Based on the data, approximately 25% of the patients enrolled in the study fell into the triptan-insufficient category. Of this subpopulation, about 80% of the patients in each treatment group experienced insufficient efficacy when using triptans. In each treatment group of insufficient responders, approximately 17% of patients cited tolerability issues, and 3% had contraindications that precluded them from triptan therapy.

The incidence of treatment-emergent adverse events (TEAEs) and treatment-related TEAEs did not differ appreciably across historical triptan experience subgroups. The highest percentage of participants experiencing a treatment-related TEAE in the pooled ubrogepant 50-mg treatment group was found in the triptan-insufficient responders (10.4%), whereas the highest percentage in the placebo group was found in the triptan-naive subgroup (9.7%). No serious AEs (SAEs) were reported in any subgroup.

The researchers concluded that "ubrogepant efficacy and tolerability did not differ for the acute treatment of migraine in participants classified as triptan responders, triptan-insufficient responders, and triptan naive based on their historical experience with triptans."

Payers Limit Use

Despite the promising data, payer hurdles limit ubrogepant's use, said Stewart Tepper, MD, who was asked to comment on the study.

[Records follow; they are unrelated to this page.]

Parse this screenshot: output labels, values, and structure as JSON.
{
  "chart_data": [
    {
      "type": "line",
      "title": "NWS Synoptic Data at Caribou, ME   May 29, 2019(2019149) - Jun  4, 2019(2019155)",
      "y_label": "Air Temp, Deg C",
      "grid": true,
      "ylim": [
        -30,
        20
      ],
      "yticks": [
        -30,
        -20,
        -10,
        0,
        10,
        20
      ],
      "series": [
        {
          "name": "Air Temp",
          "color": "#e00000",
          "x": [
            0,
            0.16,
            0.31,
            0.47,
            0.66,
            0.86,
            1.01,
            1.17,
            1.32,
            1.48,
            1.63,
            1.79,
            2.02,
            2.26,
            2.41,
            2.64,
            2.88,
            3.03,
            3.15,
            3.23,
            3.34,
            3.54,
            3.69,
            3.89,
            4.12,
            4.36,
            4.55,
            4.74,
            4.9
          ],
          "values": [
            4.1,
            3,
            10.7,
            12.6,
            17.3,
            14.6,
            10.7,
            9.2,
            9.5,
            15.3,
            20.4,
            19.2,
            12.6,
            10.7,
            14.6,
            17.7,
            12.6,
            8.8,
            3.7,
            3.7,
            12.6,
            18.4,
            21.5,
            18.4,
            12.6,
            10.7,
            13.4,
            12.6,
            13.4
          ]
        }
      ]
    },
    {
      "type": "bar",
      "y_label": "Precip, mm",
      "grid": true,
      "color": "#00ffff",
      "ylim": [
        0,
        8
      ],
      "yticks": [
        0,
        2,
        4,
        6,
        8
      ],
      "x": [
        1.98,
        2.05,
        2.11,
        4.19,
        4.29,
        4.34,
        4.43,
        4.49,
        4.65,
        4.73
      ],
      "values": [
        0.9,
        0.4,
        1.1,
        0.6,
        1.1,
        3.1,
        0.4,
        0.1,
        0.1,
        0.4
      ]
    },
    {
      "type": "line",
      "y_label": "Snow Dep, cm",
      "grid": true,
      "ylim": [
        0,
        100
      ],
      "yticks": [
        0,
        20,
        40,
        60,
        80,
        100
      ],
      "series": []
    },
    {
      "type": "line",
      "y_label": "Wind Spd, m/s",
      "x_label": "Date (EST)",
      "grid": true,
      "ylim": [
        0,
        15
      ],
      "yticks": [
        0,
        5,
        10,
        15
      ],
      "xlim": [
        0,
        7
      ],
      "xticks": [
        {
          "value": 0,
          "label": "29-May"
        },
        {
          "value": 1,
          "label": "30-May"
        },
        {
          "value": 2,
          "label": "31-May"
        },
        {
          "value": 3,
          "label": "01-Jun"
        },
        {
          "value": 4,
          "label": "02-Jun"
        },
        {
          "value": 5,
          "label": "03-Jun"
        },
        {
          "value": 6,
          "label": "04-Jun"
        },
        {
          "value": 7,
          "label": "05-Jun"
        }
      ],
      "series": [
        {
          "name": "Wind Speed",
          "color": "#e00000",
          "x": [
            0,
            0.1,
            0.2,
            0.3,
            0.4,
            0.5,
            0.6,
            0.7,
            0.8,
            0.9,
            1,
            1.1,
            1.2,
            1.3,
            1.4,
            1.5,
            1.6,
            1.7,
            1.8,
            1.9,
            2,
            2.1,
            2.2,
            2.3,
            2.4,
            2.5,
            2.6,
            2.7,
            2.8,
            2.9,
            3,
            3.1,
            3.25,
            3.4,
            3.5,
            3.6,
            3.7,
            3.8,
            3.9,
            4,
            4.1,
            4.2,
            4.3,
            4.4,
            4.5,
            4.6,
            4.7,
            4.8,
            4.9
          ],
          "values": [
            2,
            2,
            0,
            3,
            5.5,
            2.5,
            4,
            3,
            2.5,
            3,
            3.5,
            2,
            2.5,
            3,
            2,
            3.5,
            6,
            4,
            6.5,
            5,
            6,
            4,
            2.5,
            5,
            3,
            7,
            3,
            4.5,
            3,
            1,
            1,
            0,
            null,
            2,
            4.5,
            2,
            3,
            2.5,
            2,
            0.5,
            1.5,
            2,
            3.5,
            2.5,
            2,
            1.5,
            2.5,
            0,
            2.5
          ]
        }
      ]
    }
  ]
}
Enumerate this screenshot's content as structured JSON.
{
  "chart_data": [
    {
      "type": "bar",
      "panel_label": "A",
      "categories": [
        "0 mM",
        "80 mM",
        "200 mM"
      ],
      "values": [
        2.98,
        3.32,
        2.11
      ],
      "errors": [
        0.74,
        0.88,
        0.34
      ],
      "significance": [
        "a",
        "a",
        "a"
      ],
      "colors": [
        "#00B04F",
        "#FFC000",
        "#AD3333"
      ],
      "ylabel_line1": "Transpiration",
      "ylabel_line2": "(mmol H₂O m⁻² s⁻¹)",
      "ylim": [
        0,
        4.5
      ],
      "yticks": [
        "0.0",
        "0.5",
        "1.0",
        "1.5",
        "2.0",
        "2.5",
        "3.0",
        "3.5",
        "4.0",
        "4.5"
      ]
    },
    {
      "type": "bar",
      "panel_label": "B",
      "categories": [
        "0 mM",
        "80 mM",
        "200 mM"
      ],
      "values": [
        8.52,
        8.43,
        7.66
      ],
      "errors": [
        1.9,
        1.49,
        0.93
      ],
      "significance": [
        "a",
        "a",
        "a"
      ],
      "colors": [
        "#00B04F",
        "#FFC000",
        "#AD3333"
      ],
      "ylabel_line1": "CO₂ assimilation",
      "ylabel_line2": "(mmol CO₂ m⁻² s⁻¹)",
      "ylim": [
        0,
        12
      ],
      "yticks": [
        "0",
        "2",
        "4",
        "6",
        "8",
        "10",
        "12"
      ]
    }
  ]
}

Tepper, a professor of neurology at the Geisel School of Medicine at Dartmouth, Hanover, N.H., was not involved in the study. "The study shows that ubrogepant will work as well as those who have not responded well to triptans, which is key," Tepper said. "However, payers have set up step edits in which patients aren't allowed to get ubrogepant unless they fail therapy with at least two triptans."

Blumenfeld discounts the rationale behind requiring patients to try a second triptan after failing initial triptan therapy. "There are plenty of studies showing that if you fail one triptan, you're likely to fail another," he said. "Why would you put the patient on a different triptan when you could switch them to another drug with a different mechanism of action?"

The results showed that more patients in the ubrogepant 50-mg arm achieved pain freedom than those in the placebo arm within 2 hours after the initial dose in each group.

"Migraine is a very disabling condition, so you want to get the attack under control as quickly as possible while limiting the risk for potential side effects," said Blumenfeld. "Ubrogepant is very efficacious and with very few adverse effects, but its use is limited because insurance companies require the failure of several triptans."

One limitation of the study is that it is a subanalysis.

Blumenfeld has disclosed advisory board service, consulting, speaking, and authorship for AbbVie, Alder, Amgen, Biohaven, Lilly, Novartis, Teva, Theranica, and Zoscano.